Willi Steinhörster

Willi Steinhörster (* 2. März 1908 in Brunsbüttel; † 26. November 1978 in Itzehoe) war ein deutscher Politiker (SPD).

Nach dem Besuch der Volksschule absolvierte Steinhörster eine Lehre bei einem Bankinstitut und war anschließend als Buchhalter und Prokurist überwiegend bei gewerkschaftlich-genossenschaftlichen Bauunternehmen in Schleswig-Holstein tätig.
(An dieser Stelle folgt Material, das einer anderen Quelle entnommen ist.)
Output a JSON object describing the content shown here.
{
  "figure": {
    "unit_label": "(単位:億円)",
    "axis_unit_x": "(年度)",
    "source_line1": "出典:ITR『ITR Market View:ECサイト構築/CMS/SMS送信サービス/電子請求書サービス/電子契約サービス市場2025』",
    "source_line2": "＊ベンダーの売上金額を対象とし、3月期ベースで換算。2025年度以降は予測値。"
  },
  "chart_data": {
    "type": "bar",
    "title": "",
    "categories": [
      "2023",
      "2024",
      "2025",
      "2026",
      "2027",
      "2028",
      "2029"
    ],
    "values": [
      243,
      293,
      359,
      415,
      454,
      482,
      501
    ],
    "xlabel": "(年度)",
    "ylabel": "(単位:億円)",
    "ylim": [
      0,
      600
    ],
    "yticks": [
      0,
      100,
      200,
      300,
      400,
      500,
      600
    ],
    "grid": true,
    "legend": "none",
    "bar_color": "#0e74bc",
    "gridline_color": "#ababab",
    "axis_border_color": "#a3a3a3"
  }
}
Nach der Machtübernahme durch die Nationalsozialisten wurde er 1933 entlassen und auch vorübergehend inhaftiert. Steinhörster nahm als Soldat am Zweiten Weltkrieg teil und arbeitete nach der Entlassung aus der Kriegsgefangenschaft als kaufmännischer Angestellter.

Er war zweimal verheiratet und hatte zwei Kinder aus erster Ehe.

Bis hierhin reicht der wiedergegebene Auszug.